This is the development repository of Triton, a language and compiler for writing highly efficient custom Deep-Learning primitives. The aim of Triton is to provide an open-source environment to write fast code at higher productivity than CUDA, but also with much higher flexibility than TVM and without having to manually specify compute schedules.

The main components of Triton at the moment are:

Triton-C: An imperative, single-threaded language for writing highly efficient compute-kernels at a relatively high abstraction level (think numpy-like array operations in a C-like language).
Triton-IR: A special-purpose intermediate representation (Triton-IR) for aiding array-level program analysis and optimizations in Triton-C programs.
Triton-JIT: An optimizing just-in-time compiler for Triton-IR, which generates GPU code on par with state-of-the-art CUDA-C (e.g., CUTLASS). This includes transparent support for mixed-precision and Tensor Cores.

Bindings for automatic PyTorch custom op generations are included in PyTriton, along with a small DSL based on einsum that supports convolutions, shift-convolutions, direct einsums, etc.

The formal foundations of this project are described in the following MAPL2019 publication: Triton: An Intermediate Language and Compiler for Tiled Neural Network Computations. Please cite us if you use our work!

Installation

Triton is a fairly self-contained package and uses its own parser (forked from wgtcc) and LLVM-8.0+ for code generation.

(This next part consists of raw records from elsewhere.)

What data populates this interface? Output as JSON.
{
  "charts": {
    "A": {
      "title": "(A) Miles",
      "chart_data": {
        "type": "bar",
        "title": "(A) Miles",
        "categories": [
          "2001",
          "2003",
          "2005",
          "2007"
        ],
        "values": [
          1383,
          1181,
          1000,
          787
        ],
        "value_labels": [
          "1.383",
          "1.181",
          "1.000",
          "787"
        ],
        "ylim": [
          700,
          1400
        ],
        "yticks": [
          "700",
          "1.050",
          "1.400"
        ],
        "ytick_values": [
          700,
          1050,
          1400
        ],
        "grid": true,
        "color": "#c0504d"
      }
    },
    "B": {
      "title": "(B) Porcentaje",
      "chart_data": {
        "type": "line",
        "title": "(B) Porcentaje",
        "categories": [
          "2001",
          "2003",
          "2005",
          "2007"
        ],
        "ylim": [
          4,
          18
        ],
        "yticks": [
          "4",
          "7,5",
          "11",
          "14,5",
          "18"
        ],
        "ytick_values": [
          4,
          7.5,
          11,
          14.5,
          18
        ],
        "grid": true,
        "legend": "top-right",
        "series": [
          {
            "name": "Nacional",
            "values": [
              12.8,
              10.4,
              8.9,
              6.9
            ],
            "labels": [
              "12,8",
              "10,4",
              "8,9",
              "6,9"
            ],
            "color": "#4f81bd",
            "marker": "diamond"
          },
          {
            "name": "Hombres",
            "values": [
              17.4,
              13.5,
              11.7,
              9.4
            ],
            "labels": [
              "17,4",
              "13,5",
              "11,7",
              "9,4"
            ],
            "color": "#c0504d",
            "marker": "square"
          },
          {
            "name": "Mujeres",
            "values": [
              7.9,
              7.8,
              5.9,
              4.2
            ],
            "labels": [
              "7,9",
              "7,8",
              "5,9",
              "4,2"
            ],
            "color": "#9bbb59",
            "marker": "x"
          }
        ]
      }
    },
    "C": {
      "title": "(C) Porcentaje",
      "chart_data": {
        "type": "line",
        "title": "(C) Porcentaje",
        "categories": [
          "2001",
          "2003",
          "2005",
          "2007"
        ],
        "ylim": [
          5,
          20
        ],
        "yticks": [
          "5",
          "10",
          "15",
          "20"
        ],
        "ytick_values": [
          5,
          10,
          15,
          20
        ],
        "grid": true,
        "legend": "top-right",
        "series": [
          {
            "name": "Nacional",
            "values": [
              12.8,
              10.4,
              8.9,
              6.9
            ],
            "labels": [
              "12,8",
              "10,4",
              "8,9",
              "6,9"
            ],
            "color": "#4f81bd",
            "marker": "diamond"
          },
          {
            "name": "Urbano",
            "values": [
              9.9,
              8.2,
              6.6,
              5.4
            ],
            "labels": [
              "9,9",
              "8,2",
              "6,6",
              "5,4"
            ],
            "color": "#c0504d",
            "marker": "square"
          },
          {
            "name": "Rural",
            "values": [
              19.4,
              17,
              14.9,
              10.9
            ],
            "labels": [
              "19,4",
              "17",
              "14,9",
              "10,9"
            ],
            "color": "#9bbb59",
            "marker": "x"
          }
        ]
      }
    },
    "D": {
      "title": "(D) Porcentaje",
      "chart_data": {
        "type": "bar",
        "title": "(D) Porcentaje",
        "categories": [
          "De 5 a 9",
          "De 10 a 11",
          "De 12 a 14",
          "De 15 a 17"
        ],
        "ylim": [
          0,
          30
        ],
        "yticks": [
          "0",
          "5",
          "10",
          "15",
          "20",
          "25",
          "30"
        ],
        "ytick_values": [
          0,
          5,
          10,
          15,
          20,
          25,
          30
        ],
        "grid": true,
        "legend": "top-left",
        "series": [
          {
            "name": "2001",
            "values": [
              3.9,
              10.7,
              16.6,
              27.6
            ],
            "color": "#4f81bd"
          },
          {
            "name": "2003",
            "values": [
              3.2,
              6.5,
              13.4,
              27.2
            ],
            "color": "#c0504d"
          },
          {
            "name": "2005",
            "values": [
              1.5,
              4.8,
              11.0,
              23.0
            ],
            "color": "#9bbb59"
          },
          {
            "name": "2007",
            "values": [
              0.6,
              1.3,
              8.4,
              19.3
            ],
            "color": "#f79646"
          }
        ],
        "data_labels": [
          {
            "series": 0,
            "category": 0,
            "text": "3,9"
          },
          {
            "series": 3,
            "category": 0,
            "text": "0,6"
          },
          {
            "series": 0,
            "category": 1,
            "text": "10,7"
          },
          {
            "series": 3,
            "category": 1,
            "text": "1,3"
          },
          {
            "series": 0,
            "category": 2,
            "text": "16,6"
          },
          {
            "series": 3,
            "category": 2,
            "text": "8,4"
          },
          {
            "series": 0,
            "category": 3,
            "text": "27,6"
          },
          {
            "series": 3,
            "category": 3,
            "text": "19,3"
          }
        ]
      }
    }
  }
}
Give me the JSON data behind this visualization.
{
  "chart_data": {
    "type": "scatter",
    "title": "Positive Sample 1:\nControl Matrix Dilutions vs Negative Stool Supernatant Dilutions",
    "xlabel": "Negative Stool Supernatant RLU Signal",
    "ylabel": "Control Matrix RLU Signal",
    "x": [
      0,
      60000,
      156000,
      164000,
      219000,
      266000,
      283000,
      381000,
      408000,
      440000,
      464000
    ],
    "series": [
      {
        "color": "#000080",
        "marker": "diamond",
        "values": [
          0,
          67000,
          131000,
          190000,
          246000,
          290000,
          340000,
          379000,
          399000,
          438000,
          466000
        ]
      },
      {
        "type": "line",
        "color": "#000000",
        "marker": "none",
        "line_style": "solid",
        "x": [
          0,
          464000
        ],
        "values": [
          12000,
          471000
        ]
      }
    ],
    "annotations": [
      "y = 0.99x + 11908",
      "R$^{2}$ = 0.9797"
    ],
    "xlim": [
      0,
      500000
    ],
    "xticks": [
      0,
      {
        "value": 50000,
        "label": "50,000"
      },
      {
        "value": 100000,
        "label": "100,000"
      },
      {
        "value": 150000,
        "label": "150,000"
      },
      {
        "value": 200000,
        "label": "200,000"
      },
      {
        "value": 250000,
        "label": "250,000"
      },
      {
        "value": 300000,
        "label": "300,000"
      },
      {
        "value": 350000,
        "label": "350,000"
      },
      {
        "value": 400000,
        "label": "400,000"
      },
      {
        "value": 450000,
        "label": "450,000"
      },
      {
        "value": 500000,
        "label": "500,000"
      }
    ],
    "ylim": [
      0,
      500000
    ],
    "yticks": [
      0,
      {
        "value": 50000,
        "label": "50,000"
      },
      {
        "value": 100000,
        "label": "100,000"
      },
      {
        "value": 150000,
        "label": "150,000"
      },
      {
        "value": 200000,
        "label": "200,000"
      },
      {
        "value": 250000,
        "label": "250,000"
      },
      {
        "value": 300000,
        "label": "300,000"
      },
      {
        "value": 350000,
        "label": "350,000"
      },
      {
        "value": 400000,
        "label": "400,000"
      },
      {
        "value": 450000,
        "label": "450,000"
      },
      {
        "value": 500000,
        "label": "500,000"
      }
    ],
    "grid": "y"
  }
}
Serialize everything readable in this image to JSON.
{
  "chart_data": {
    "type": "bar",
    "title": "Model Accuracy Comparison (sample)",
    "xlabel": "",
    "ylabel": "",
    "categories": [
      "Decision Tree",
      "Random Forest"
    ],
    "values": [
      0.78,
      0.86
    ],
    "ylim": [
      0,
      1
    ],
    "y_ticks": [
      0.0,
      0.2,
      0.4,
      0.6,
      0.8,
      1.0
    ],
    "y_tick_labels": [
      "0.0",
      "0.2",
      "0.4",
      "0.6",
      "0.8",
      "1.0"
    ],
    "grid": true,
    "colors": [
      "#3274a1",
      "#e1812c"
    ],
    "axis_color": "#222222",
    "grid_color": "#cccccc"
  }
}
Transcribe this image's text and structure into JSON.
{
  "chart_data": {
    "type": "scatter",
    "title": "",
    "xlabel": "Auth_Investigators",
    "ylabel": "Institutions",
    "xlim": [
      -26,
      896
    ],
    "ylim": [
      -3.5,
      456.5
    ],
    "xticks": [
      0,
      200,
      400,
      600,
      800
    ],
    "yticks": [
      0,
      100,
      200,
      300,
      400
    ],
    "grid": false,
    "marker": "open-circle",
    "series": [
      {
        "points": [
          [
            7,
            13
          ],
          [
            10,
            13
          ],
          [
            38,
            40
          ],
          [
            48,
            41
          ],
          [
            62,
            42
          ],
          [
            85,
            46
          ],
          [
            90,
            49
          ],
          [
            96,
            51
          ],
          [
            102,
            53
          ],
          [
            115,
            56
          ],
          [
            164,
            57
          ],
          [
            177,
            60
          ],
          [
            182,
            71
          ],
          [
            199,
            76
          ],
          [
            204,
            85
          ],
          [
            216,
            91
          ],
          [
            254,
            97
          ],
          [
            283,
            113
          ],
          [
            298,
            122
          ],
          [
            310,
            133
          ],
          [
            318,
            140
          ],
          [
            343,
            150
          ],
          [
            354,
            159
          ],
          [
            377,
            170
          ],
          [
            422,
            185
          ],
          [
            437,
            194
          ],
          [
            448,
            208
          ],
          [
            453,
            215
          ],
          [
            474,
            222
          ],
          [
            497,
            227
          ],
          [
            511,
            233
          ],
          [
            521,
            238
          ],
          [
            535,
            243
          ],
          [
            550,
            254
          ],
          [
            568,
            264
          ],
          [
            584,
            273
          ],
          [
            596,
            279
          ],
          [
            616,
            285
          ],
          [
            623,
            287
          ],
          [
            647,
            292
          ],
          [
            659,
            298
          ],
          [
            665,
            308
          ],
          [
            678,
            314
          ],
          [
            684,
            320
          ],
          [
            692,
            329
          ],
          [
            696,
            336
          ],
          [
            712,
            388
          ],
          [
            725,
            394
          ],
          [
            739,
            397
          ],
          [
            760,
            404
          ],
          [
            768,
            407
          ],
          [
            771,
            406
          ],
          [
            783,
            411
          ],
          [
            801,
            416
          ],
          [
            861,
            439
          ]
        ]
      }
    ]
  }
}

sudo apt-get install llvm-8-dev
 pip install -e "git+https://github.com/ptillet/triton.git#egg=triton&subdirectory=python"

Getting Started

Please visit the documentation to get started with Triton

Contributing

Please keep in mind that this is a project I have been carrying out completely on my own as part of my Ph.D. thesis. While I am confident in the approach, there are still many things to fix and to polish. Please contact me (ptillet AT g.harvard.edu) or raise an issue if you want to contribute!

ISAAC (deprecated) for fast inference

Before working on Triton, I wrote custom auto-tuned PTX code for fast, quantized inference on GPUs. While this project is now deprecated, you can use it at your own risk by checking out the "isaac" tag in this repository.